Baker’s testimony shows that Mozilla depends so much on its deal with Google for revenue that “the biggest loser of a DOJ win in the Google case would be Mozilla.”
As a FF user: Mozilla has such a small market share now, they should experiment with search. Maybe don’t make another “deal” with another ad based search engine, but invent your own decentralized search or mozilla search or whatever.
While I’d prefer the do that also, I think the issue is that Google pays them so much, they couldn’t afford to exist without it.
I mean, they could. They have been cutting costs in the wrong areas, though - those harder to replace if exgoogled.
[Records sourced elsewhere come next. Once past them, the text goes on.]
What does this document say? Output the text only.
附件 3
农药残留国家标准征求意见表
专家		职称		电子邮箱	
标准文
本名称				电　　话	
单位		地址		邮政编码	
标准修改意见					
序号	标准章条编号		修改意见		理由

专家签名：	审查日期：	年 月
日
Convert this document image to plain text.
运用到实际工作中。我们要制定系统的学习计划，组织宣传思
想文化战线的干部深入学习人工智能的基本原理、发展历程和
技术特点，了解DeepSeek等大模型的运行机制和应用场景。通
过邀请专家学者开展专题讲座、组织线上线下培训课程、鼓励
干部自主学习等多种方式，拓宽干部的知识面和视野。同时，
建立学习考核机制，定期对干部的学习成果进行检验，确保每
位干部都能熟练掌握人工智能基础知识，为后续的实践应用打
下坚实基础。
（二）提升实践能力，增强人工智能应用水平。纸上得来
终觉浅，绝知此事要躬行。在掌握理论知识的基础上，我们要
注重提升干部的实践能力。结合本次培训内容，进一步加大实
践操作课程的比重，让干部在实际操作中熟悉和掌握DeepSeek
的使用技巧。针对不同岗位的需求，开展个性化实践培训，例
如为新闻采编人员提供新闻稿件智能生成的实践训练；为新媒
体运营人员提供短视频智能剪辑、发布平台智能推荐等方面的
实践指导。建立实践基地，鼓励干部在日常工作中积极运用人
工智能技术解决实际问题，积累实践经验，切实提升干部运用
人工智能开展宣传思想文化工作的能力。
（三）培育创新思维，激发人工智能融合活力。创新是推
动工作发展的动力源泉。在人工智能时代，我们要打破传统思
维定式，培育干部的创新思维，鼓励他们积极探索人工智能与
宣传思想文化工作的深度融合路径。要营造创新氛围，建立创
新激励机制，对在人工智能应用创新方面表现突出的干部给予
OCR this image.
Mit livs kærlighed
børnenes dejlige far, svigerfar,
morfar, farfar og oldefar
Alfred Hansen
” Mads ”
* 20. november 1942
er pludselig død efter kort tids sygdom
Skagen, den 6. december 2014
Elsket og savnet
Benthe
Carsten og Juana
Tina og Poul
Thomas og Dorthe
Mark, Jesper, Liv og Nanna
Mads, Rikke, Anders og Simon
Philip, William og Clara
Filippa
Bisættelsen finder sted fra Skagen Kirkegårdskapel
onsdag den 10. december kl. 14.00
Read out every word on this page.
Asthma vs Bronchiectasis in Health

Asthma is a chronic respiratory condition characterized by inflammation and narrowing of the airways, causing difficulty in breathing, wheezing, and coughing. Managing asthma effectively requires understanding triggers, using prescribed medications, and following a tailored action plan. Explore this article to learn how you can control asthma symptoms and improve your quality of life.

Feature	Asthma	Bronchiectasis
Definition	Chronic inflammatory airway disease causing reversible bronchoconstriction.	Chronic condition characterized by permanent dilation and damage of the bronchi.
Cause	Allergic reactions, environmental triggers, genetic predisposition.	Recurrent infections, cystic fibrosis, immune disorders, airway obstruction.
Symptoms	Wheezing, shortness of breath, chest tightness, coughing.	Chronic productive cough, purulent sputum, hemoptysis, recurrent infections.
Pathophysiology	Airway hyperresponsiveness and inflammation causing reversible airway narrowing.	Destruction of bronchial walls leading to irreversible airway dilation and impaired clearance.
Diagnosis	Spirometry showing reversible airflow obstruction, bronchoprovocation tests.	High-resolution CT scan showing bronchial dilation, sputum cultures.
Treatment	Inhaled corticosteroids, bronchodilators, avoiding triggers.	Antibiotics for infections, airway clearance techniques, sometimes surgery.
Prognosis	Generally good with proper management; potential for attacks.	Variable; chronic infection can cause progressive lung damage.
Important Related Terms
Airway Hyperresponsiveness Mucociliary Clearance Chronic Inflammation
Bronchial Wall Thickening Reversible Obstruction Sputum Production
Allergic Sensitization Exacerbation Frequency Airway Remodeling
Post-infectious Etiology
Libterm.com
There’s plenty of unnecessary fat in Mozilla as an organization. They have been doing lots of expensive (in terms of developer and testing resources) unneeded crap (apparently to support the appearance of relevancy, which is different from relevancy itself), they also don’t need that many management people.
Let’s please remember how Mozilla started. Yes, a browser back then and a browser now are two completely different things, but the imbalance in resources has always been there. It’s just that now they are spreading resources where they shouldn’t, to imitate Chrome in things secondary to a browser itself. They don’t have the resources for that even with Google, and of course they won’t otherwise.
Also supporting something like XULRunner or in general olden times Gecko would help, so that people could use FF’s engine like they still do with Chromium and Webkit. That would increase the amount of people contributing in various ways.
That’s how I see it, my humble opinion and all that.
https://lunduke.locals.com/post/4387539/firefox-money-investigating-the-bizarre-finances-of-mozilla
The only reason that would work is if they used user search data to sell to advertisers or show ads themselves. That’s how Google search makes money, but it’s antithetical to everything Mozilla is trying to market themselves as: a privacy oriented browser.
I’d pay for a yearly subscription to a privacy focused search by Mozilla.
Most people wouldn’t, which is the issue.